April 6, 2018 at 1:53 p.m.
Teachers hear call to change as Catholic schools near 2000
Workshops attended by the 900 educators in attendance focused on the new state learning standards, which encourage integrated teaching and thematic learning.
"Our whole purpose was to make [the convention] curriculum-oriented," said Cathleen Carney, assistant superintendent for instructional services for the diocesan Catholic School Office. "The bottom line is that nationally we're all being asked to change the way we do things. Children need to become critical thinkers."
Changes ahead
In addition to the convention, teachers will have a range of in-service opportunities throughout the year to prepare them for the changes the new standards will bring, such as new curricula and testing programs."Change isn't easy, but it's the only thing that is certain," Ms. Carney said. "Our schools and our students will do well with the new standards."
In addition to hearing about the changes in curricula, the educators learned about the changes Catholic schools will face as they enter the next millennium.
Transformation
The keynote speaker, Sister Clare Fitzgerald, SSND, founder and director of the Catholic School Leadership Program of Graduate Studies at Boston College, said that Catholic school education in the United States is entering its third act.The first act began in 1840 as Catholic immigrants of many different ethnic backgrounds poured into the United States, which at the time, she said, was highly anti-Catholic.
In order to help them hold onto their faith, U.S. bishops mandated that every parish have a school. The task of the schools was to keep the children Catholic through teaching the catechism and to provide enough of an education to allow them to get a job.
Act two
The second act began in 1940 and ended around 1975. She described this as a "glorious time" when American Catholicism became more mainstream with movies portraying Catholics, the popularity of Bishop Fulton J. Sheen and the first Catholic president being elected.During this period, 6.8 million people were educated in Catholic schools.
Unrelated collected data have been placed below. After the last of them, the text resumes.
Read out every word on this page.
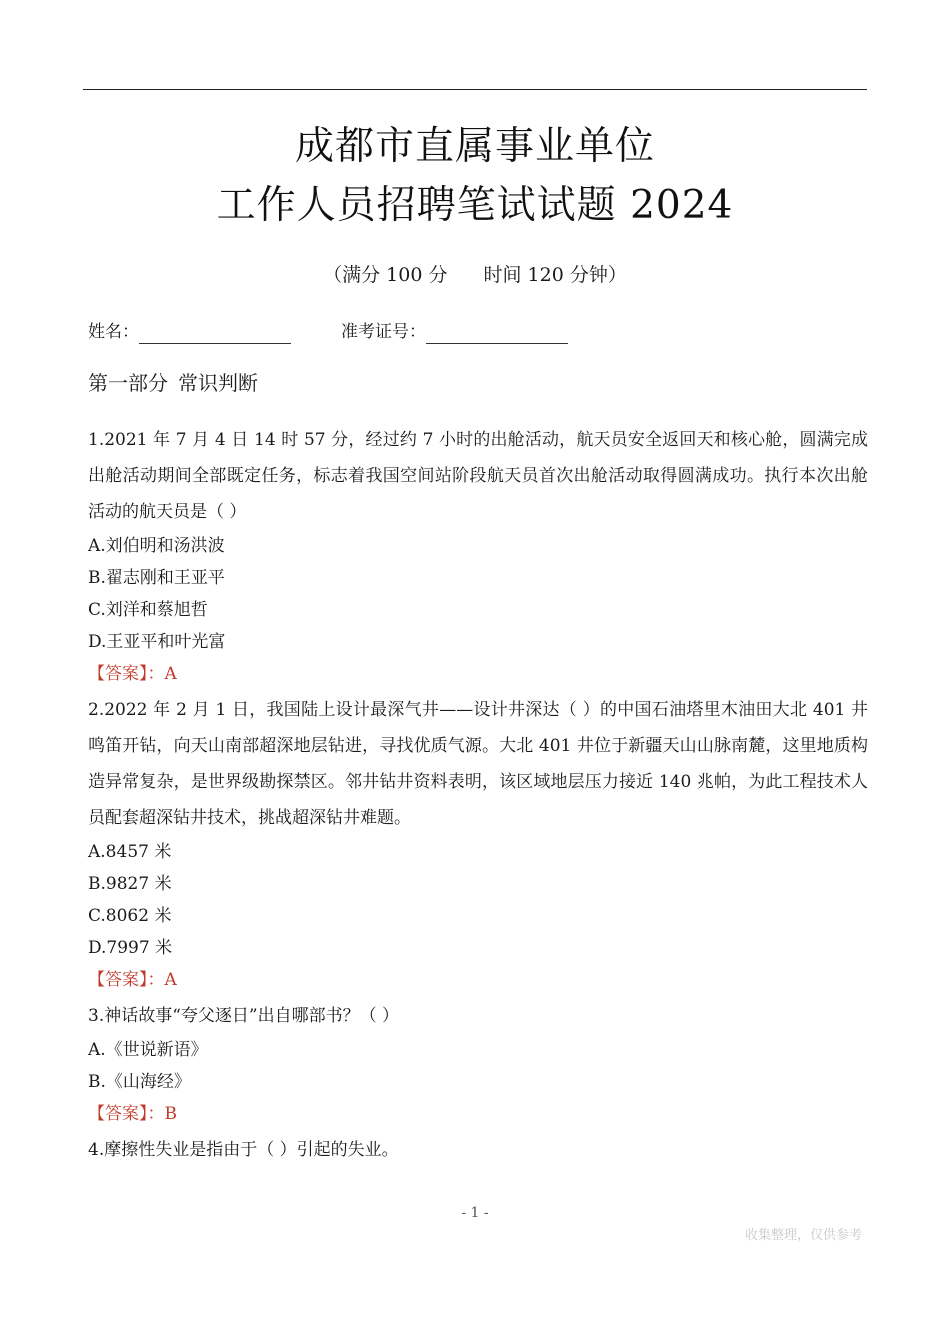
成都市直属事业单位
工作人员招聘笔试试题 2024
（满分 100 分 时间 120 分钟）
姓名：	准考证号：
第一部分 常识判断

1.2021 年 7 月 4 日 14 时 57 分，经过约 7 小时的出舱活动，航天员安全返回天和核心舱，圆满完成出舱活动期间全部既定任务，标志着我国空间站阶段航天员首次出舱活动取得圆满成功。执行本次出舱活动的航天员是（ ）

A.刘伯明和汤洪波

B.翟志刚和王亚平

C.刘洋和蔡旭哲

D.王亚平和叶光富

【答案】：A

2.2022 年 2 月 1 日，我国陆上设计最深气井——设计井深达（ ）的中国石油塔里木油田大北 401 井鸣笛开钻，向天山南部超深地层钻进，寻找优质气源。大北 401 井位于新疆天山山脉南麓，这里地质构造异常复杂，是世界级勘探禁区。邻井钻井资料表明，该区域地层压力接近 140 兆帕，为此工程技术人员配套超深钻井技术，挑战超深钻井难题。

A.8457 米

B.9827 米

C.8062 米

D.7997 米

【答案】：A

3.神话故事“夸父逐日”出自哪部书？（ ）

A.《世说新语》

B.《山海经》

【答案】：B

4.摩擦性失业是指由于（ ）引起的失业。

- 1 -
收集整理，仅供参考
The country, Sister Clare said, also enacted its first voucher system: the GI bill, which allowed those who fought in World War II the opportunity to attend the college of their choice, including Catholic colleges.
The task of the second act was to provide an excellent education that would allow the students to work their way up through the social and economic ranks and to be good Americans.
"We made the schools highly academic, and proved you could be a Catholic and be a good American at the same time," she said.
Act three
The third act is now ready to begin, she said, adding that "the third act is entirely different from acts one and two. We're standing on the edge of a transformation."The most dramatic change is the shift from religious to laity" teaching and staffing the schools, she said. "The Catholic school system is being placed in the hands of the laity. The entire system and its future is up to you."
The task of this new act is preserving Catholic identity. Of Catholic schools, she said, "They won't last the next century without the sacred. All of the money in the world won't save Catholic education. The only thing that will save it is staying true to our roots. We have to be very careful that we maintain our mission. We educate the soul."
While public education looks at children as consumers of the commodity of education, she said, Catholic schools look at children as creatures of God and provide an education so that children can go out and change the world.
Excellence
Maintaining Catholic identity goes hand-in-hand with academic excellence, Sister Clare said."To educate the intellect is to do a holy thing," she said. "To be academically good is to be Catholic. God is truth. Every discipline that moves us to truth moves us to God.
"You have a tougher act than acts one or two," she told the teachers. "Look at the task God is putting on your shoulders. I think the task is so tremendous that God knew only the laity could pull it off."